I first heard the term “window of tolerance” this past summer in group supervision with Anna Lutz, RD and Dr. Maria Parades. I had heard it casually mentioned before but really did not understand nor take the time to understand. Super briefly- however I think I will write about it more in the future - the window tolerance is the comfy zone. It is the window in which you are emotionally regulated. You can also be above or below the window (which is where I had been chronically living since March 12th, 2020). Above the window is your fight or flight response. You are hyper aroused, there could be anxiety, outbursts (I was yelling about nothing much), impulsive and other things. You can be below the window- which is the freeze response or hypo arousal. Below the window you can be experiencing withdraw, auto pilot, flat. I found myself experiencing these as well. I do not think I was in the window often, I was above or below and unable to regulate. Yet my body knew. It knew it needed to ground its self. I can honestly say that living with a chronic disease for 20 years has taught me to listen when my body screams which it was. Laying on the floor was moving me back into my window. Our nervous systems are incredible. I have only started tip toeing into this work yet it is nourishing my soul in a way that I had not expected. The links I am seeing between eating or not eating and the nervous system are endless.

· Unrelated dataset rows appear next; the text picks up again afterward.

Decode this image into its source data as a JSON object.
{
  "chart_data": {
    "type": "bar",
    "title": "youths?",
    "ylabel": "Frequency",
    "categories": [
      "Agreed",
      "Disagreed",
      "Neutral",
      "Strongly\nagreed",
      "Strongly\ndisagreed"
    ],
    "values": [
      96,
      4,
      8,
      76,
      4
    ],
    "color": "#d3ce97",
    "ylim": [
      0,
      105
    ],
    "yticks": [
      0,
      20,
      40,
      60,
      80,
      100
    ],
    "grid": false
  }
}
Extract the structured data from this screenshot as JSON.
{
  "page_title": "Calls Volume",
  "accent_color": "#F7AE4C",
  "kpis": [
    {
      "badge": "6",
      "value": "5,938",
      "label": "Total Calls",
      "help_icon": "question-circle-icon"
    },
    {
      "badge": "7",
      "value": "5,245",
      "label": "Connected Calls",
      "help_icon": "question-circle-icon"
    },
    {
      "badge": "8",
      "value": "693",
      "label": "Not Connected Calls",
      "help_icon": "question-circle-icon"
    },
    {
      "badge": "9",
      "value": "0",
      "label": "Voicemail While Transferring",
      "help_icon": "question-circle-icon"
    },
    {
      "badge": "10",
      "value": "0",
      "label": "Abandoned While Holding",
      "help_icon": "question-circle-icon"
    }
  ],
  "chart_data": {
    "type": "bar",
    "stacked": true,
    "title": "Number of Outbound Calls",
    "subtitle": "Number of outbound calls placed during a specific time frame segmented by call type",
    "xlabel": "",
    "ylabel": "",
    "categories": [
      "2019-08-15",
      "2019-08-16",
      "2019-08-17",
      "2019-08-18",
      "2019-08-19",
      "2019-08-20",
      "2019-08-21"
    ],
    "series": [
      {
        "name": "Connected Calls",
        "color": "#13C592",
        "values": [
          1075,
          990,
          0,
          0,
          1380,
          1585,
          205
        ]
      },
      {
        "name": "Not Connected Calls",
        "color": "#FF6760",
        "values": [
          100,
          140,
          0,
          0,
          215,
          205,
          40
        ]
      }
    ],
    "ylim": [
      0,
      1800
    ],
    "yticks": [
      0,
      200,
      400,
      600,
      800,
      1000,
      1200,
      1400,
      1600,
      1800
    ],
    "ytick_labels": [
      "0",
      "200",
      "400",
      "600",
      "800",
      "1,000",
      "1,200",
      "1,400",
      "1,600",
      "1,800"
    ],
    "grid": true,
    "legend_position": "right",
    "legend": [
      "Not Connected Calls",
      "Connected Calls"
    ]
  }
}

I also took a course by Tracy Brown, RD and Fiona Sutherland APD that spent a lot time on this and was blown away. I am once again left with why do we not learn this stuff in our RD training. During the training I found myself thinking of all ways my family has done things to move themselves back into their own windows. I am not a hugger but my kids sitting snuggled up or on my lap grounds me and it has since they were born (side note at the ages of 12 and 9 I realize this is not happening a lot in the next 10 years and maybe why I gravitated to the floor) This happened naturally and intuitively, kind of like the way I think about eating.

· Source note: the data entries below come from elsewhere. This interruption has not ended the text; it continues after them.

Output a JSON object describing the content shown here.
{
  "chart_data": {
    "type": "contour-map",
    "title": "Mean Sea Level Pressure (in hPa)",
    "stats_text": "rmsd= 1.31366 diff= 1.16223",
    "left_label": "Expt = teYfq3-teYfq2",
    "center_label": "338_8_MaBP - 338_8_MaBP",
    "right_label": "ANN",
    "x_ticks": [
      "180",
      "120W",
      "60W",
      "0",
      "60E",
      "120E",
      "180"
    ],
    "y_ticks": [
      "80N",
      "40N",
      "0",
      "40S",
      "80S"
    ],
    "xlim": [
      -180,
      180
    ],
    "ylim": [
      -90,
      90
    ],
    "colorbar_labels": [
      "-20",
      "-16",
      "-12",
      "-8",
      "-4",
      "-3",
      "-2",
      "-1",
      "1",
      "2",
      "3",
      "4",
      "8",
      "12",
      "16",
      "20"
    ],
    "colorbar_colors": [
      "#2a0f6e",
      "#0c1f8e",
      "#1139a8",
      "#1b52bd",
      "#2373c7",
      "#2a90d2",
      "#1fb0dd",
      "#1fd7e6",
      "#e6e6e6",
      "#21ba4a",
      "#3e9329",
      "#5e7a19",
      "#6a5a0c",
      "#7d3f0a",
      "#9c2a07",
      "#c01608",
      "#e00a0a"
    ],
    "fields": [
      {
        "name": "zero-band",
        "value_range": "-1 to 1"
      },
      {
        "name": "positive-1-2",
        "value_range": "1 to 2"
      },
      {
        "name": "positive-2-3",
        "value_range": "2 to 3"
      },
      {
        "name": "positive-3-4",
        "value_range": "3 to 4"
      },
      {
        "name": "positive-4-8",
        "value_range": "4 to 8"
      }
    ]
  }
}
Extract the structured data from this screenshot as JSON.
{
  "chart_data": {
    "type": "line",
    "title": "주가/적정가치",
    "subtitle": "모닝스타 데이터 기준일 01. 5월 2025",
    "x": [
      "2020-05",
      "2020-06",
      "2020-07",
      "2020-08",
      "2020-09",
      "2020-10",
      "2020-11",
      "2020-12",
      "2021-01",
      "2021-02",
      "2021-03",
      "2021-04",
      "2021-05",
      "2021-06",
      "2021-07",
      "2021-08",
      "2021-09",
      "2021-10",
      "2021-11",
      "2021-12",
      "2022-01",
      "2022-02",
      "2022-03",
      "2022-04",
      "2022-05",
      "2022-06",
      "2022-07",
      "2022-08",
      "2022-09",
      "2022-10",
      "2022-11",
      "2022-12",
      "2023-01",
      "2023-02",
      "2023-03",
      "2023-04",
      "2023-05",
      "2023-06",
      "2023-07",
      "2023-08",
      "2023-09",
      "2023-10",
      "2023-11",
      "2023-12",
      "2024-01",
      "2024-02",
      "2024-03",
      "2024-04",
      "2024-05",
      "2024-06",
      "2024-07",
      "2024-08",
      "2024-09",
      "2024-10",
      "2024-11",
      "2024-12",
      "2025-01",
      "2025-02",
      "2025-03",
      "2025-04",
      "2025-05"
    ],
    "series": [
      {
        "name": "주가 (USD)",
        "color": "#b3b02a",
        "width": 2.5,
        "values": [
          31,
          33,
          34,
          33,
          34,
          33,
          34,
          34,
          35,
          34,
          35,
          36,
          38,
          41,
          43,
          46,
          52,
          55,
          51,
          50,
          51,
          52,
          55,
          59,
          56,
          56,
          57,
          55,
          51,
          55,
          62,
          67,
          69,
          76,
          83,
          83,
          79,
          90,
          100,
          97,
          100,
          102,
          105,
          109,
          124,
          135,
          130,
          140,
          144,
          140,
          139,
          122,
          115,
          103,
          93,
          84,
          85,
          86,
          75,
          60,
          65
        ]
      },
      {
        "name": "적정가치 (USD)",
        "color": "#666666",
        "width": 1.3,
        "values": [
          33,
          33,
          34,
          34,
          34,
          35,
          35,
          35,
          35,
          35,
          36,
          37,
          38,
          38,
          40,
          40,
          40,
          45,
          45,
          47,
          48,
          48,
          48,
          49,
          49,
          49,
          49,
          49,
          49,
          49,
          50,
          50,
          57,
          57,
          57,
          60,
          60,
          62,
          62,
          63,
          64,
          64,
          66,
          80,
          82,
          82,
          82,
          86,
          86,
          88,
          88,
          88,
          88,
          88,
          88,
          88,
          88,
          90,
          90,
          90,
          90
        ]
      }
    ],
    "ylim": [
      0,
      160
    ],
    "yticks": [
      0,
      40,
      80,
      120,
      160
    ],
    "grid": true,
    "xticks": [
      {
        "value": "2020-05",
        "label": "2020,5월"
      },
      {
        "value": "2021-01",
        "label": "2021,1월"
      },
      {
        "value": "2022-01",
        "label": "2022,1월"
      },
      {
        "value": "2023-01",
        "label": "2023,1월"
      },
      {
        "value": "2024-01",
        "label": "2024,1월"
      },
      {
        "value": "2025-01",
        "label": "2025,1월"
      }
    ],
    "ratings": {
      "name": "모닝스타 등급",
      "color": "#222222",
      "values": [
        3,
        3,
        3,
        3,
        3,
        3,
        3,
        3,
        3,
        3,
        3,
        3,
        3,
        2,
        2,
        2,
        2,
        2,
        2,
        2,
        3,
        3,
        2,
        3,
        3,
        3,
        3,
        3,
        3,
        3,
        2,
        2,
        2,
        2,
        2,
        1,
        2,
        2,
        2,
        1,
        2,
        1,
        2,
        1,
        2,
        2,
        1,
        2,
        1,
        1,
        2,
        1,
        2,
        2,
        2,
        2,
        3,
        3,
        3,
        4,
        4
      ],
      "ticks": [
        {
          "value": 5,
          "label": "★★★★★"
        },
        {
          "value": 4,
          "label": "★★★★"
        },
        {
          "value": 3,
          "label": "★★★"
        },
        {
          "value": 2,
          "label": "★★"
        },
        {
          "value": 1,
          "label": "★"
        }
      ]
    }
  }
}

We live in a world that tells us not to trust our bodies. That they can not tell us what they need- whether it is food or comfort. But they can. I know that it is not accessible to all but for those of you that are able to hear your body try listening. For me 2020 became the year I laid on the floor. Yes there was so much more- both good and bad- but if I take away anything, it is that the earth can support me and I can find my way back to my window.